With Zeckendorf, Pei traveled across the country, meeting politicians and other “movers and shakers” from Denver and Los Angeles, to Philadelphia, Washington D.C., Boston, and New York. “He became very adept at working in that environment, where you had to know how to persuade people,” Sandi says.

During the seven-year period Pei worked with Zeckendorf, the developer fostered the growth of his architecture practice, supporting an office that included urban, industrial, graphic, and interior designers, in addition to architects and other specialists, Sandi says.

When Pei started his own practice in 1955, “he had this wealth of a firm that could do anything almost anywhere,” Sandi says. “It was an incredible springboard for what became his own practice, which had no parallel in the profession.”

According to Sandi, Chinese culture, traditions, and art were inherent to his father’s life as he grew up, and “he brought that sensibility when he came into America and it always influenced his work.” This largely showed up in the way he thought of architecture as a “play of solids and voids,” or buildings and landscape.

“He always felt that they worked together in tandem—you can’t separate one from the other—and both of them are influenced by the play of light,” Sandi says.

View of the National Center for Atmospheric Research, on the mesa, in a photograph commissioned by M+ in 2021.
© Naho Kubota

Pei also often said that “architecture follows art,” and was particularly influenced by cubism, an artistic movement exploring time and space that was practiced in the early 20th century by Pablo Picasso, Georges Braque, and the sculptor Jacques Lipchitz, among others.
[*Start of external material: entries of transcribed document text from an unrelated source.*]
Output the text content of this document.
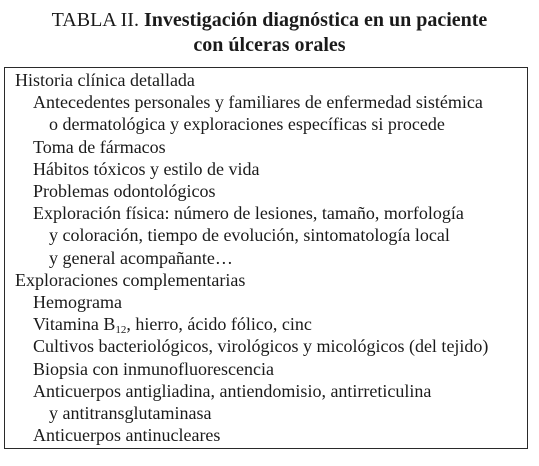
TABLA II. Investigación diagnóstica en un paciente
con úlceras orales
Historia clínica detallada
Antecedentes personales y familiares de enfermedad sistémica
o dermatológica y exploraciones específicas si procede
Toma de fármacos
Hábitos tóxicos y estilo de vida
Problemas odontológicos
Exploración física: número de lesiones, tamaño, morfología
y coloración, tiempo de evolución, sintomatología local
y general acompañante…
Exploraciones complementarias
Hemograma
Vitamina $B_{12}$, hierro, ácido fólico, cinc
Cultivos bacteriológicos, virológicos y micológicos (del tejido)
Biopsia con inmunofluorescencia
Anticuerpos antigliadina, antiendomisio, antirreticulina
y antitransglutaminasa
Anticuerpos antinucleares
This influence is apparent in the laboratory at the National Center for Atmospheric Research in Boulder, Colo., and at the Everson Museum of Art in Syracuse, N.Y. “Those two buildings, if you look at them, have a play of solid and void, which are very cubistic,” Sandi says.

Yet Sandi argues that his father didn’t have a specific architectural style. Geometry may have been a consistent feature to his work, but his projects always were designed in response to their intended site. The resulting structure emerged as almost inevitable, he says. “It just was the right solution.”

Pei also intended his buildings “not only to be themselves a magnet for life,” but also to influence the area where they existed. “He never felt that a building stood alone,” Sandi says. “Urban design, urban planning, was a very important part of his approach to architecture, always.”

After he closed his own firm to supposedly “retire” in the early 1990s, Pei worked alongside Sandi and his older brother, Chien Chung (Didi) Pei, who died late last year, at PEI Architects, formerly Pei Partnership Architects. Pei would work on his own projects, with their assistance, and would guide his sons, too. The firm had substantial involvement in the Museum of Islamic Art, among other initiatives, for instance, Sandi says.

Working with his father was fun, he says. In starting a project, Pei was often deliberately vague about his intentions. The structure would coalesce “through a process of dialogue and sketches and sometimes just having lunch over a bottle of wine,” Sandi says. “He was able to draw from each of us who was working on the project our best efforts to help to guide [it] to some kind of form.”

The M+ retrospective, which will run through Jan. 5, is divided into six areas of focus, from Pei’s upbringing and education through to his work in real estate and urban redevelopment, art and civic projects, to how he reinterpreted history through design.

Sandi, who will participate in a free public discussion moderated by exhibition co-curator Shirley Surya on the day it opens, is interested “in the opportunity to look at my father anew and to see his work in a different light now that it’s over, his last buildings are complete. You can take a full assessment of his career.”

And, he says, “I’m excited for other people to become familiar with his life.”